Information Technology Security Plan Template
Information technology it security is achieved by implementing a suitable set of.
Information technology security plan template. If any element of the following sampletemplate is not operationally feasible or appropriate for a particular business be sure to delete that element from the company specific wisp. Find the policy template you need. Additionally thank you to all the nist staff that reviewed and commented on the document. The ultimate goal of the project is to offer everything you need for rapid development and implementation of information security policies.
The original document was used as the foundation for this revision. The completion of system security plans is a requirement of the office of management and budget omb circular a. The objective of system security planning is to improve protection of information system resources. Pl 2 system security plan security control requirement.
The it security plan template should cover assignment of security responsibility system operational status general descriptionpurpose and more. The organization develops and implements a security plan for the information system that provides an overview of the security requirements for the system and a description of the security controls in place or planned for meeting those requirements. Additionally a sample is provided. Youll find a great set of resources posted here already including policy templates for twenty seven important security requirements.

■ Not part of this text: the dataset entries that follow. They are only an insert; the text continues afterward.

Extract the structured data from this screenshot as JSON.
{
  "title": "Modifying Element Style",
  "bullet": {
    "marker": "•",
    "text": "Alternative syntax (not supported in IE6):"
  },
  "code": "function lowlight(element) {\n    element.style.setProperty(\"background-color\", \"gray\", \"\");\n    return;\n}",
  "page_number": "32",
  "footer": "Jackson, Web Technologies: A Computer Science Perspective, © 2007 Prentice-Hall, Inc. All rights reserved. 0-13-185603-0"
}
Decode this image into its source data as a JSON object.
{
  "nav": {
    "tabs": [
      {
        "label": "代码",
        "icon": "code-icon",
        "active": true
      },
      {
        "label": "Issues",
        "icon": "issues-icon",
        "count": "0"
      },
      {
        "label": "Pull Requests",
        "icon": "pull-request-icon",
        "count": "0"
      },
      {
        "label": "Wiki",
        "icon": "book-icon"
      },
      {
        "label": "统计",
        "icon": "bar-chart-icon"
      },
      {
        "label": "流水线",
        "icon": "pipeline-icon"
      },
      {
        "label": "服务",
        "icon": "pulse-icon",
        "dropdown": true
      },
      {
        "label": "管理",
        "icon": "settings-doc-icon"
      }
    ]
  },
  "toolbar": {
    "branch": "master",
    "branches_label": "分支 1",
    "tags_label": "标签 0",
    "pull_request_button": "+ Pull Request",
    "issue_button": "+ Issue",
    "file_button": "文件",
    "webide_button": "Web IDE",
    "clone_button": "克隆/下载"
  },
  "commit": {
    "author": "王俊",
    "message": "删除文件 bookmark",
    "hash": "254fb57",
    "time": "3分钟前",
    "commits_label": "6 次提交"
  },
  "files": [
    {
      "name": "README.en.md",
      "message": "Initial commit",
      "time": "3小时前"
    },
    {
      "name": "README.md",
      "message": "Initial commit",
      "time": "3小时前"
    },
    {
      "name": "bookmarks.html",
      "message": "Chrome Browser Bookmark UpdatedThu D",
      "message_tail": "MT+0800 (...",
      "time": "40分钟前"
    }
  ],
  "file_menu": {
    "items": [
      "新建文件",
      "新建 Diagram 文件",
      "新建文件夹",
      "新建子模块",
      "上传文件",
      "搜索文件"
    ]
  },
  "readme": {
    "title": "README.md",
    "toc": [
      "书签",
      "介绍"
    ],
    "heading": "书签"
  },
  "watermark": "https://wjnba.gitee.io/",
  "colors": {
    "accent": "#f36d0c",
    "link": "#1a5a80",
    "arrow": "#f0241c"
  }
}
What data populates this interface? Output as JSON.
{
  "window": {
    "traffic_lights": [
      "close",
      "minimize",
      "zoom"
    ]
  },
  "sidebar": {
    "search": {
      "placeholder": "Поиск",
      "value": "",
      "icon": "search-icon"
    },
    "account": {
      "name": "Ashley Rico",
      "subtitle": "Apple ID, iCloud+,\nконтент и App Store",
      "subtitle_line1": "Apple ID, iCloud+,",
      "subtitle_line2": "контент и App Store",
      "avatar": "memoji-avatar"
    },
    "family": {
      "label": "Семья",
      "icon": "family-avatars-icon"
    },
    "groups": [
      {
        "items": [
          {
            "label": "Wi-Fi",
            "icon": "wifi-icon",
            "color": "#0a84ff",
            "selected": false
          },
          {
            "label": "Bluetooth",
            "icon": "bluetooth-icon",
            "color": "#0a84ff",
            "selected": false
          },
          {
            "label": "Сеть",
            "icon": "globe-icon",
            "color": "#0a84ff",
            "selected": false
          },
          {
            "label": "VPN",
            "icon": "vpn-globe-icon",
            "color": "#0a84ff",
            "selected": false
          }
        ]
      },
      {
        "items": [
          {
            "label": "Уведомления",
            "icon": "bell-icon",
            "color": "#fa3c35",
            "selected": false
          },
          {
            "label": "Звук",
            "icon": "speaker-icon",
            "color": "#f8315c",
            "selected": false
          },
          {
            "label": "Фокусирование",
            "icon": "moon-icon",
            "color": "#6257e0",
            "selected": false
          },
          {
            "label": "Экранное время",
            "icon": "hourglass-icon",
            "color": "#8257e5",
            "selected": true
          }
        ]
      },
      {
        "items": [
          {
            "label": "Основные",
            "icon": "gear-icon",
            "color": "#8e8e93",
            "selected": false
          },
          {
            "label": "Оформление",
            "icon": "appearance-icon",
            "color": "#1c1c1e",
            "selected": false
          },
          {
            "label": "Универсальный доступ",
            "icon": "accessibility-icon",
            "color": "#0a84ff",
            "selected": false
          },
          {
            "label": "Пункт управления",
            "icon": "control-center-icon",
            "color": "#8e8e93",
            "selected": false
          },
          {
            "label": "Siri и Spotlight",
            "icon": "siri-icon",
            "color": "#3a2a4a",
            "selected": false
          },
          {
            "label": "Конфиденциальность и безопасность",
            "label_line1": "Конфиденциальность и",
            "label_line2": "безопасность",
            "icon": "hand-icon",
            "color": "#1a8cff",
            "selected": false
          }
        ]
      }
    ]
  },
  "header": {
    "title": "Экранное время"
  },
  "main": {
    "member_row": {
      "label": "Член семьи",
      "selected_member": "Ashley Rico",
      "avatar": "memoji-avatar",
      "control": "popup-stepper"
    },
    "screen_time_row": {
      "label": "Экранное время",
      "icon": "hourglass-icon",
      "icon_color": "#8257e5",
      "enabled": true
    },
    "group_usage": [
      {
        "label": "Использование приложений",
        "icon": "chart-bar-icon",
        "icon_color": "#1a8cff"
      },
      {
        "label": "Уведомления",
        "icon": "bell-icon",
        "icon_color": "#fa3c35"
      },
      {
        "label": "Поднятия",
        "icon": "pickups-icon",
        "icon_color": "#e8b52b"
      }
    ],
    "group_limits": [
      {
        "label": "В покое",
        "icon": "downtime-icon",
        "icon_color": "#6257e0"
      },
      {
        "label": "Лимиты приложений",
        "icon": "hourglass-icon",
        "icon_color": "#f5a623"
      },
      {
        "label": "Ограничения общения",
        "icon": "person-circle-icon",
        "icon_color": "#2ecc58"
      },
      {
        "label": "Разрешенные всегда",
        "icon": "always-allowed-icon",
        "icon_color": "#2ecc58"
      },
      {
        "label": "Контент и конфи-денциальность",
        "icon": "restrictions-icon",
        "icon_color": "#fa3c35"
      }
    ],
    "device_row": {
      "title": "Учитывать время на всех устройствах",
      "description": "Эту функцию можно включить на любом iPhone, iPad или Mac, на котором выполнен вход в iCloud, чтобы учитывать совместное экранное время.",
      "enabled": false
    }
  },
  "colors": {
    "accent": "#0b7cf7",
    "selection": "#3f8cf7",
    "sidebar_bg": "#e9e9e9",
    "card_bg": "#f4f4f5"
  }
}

Otherwise it would be a liability exposure to establish a written policy and not to comply with it. Information system security plan approval date. Available resources for a template to complete the information classification activity. Information system security plan template.
System name page 1. The protection of a system must be documented in a system security plan. Appendix a provides a system security plan template. The information technology security manager should communicate the information technology security plan to all affected persons distributing the plan to all managers and supervisors requiring.
Written information security plan insert date note. Information classification documents can be included within or as an attachment to the information security plan. Gta office of information security. Enter the completion date of the plan.
Refer to appendix a. Original nist special publication 800 18 guide for developing security plans for information technology system. An information security plan isp is designed to protect information and critical resources from a wide range of threats in order to ensure business continuity minimize business risk and maximize return on investments and business opportunities.